3D printing: the future of orthotics

September 2018

Here at Dynamic Medical, we love to keep up to date with what’s going on in the medical world – in orthopaedics as well as elsewhere. In the past, we’ve written about the exciting progress that 3D printing has made possible in orthopaedics – specifically the partnership between Stryker and 3D Systems, which you can read here. But recently, this innovative and speedy production method has demonstrated its use in orthotics, too.

3D printing offers speed and ease of device production that has hardly been witnessed before, and is a welcome change to usually slow and cumbersome medical developments. The technology can be used to quickly and easily print totally personalised prosthetics, implants and orthoses that are bespoke for the user and can be easily maintained by the patient or an experienced medical practitioner over time.
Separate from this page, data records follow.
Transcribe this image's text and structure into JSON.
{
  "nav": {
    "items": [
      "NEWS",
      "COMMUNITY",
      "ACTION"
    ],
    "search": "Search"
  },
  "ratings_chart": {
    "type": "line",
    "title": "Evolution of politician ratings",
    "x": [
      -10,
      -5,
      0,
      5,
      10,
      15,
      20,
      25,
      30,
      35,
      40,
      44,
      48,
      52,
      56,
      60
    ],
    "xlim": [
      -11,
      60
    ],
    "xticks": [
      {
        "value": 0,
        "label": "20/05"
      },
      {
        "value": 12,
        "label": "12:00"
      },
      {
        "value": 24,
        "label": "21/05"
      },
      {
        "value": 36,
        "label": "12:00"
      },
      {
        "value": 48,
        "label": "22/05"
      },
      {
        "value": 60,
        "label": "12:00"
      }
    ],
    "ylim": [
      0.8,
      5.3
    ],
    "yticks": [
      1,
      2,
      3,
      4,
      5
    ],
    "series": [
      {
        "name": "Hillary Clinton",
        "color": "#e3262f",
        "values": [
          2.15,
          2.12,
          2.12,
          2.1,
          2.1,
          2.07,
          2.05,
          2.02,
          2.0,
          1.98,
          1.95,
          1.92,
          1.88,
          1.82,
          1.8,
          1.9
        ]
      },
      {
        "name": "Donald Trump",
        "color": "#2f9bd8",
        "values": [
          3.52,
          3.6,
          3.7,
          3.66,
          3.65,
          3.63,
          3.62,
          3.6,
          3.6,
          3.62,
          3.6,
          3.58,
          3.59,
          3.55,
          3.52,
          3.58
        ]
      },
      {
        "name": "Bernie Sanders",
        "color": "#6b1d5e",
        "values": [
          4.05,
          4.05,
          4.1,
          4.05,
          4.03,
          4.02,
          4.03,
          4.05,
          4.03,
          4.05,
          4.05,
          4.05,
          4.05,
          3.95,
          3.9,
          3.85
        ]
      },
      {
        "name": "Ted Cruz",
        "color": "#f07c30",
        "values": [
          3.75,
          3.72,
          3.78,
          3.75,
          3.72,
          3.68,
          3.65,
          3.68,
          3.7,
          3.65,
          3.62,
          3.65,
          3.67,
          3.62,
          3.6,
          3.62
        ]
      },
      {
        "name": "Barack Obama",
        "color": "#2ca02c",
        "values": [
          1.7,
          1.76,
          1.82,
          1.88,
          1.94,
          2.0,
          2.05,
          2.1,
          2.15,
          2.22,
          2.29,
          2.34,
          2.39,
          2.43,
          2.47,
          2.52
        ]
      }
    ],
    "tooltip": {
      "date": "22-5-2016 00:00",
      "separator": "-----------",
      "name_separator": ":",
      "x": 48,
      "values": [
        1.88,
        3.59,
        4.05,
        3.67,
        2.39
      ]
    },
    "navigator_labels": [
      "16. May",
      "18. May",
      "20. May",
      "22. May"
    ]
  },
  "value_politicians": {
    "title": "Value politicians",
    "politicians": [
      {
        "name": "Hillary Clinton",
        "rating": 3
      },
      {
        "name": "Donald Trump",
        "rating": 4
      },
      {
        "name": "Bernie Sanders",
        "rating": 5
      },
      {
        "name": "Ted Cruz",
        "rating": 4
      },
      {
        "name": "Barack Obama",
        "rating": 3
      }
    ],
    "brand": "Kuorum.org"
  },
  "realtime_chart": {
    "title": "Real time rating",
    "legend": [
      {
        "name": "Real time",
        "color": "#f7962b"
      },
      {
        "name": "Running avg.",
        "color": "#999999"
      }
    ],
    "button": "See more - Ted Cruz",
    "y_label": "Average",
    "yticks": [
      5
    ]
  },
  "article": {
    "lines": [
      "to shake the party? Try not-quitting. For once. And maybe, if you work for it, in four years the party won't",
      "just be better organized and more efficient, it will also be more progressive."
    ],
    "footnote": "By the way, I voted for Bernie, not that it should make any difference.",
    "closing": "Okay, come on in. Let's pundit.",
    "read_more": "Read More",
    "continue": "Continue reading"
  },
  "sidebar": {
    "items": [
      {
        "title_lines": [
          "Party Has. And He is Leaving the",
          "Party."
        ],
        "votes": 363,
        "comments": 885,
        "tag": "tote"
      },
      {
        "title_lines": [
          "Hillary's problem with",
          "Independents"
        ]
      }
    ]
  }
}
One UK company, Crispin Orthotics, has struck up a partnership with 3D printing and tech giant HP. Leeds-based Crispin Orthotics are a HCPC registered clinic that produces and maintains bespoke orthoses. The company saw the need for a new faster, more flexible 3D printing solution and CAD (Computer Aided Design) package in order to help them meet a growing demand for orthotics. It was important that the company were able to reduce printing costs and increase the speed of production in order to deliver quality products quickly to customers.

HP’s Multi Jet Fusion 3D printer was quickly picked up by Crispin Orthotics as being the tech offering with the best fit for their needs. The device offers a 50% reduction in cost, and a ten-fold decrease in production time, meaning that hundreds of customised, personal orthotics could potentially be produced in a twelve-hour overnight production cycle.

In order to put the parts through a rigorous testing procedure, the HP 3D printer was paired with Siemens NX software optimisation. This software incorporates topology capabilities, which enables technicians to add or take away bulk and strength to certain areas of an orthotic device. Strength and impact durability tests were carried out, to make sure that the devices created were capable of sustaining a full range of human movement. Then, a 3D-printed orthotic was produced that was designed for the arm, with an integrated joint at the elbow and a prosthetic attachment device at the end. The device was printed from nylon, a lightweight and durable material that withstood the rigorous testing applied by Crispin Orthotics.

Managing Director Mark Thaxter said: “3D scanning and printing has revolutionised the speed and quality of parts we’re able to produce for clients. Having the ability to create a bespoke device that is lightweight, durable and accurate to 0.2mm has obvious benefits to the user. The business also benefits from the speed of 3D printing parts as well as cost savings of approximately 40 per cent on each part by removing the need for multiple components in the supply chain and assembly.”

He continued: “Using 3D scanning and printing also provides greater freedom on the design of products, particularly those with complex geometry. Having the ability to vary the thickness of the device in certain parts also allows us to produce devices not possible with current methods of manufacturing.”

3D printing is a fantastic method of device production which allows costs and production time to be reduced dramatically. This means in the long term that cutting-edge equipment that can be fully customised to a patient’s needs will be readily available. We’re excited to see where revolutionary 3D printing will lead next!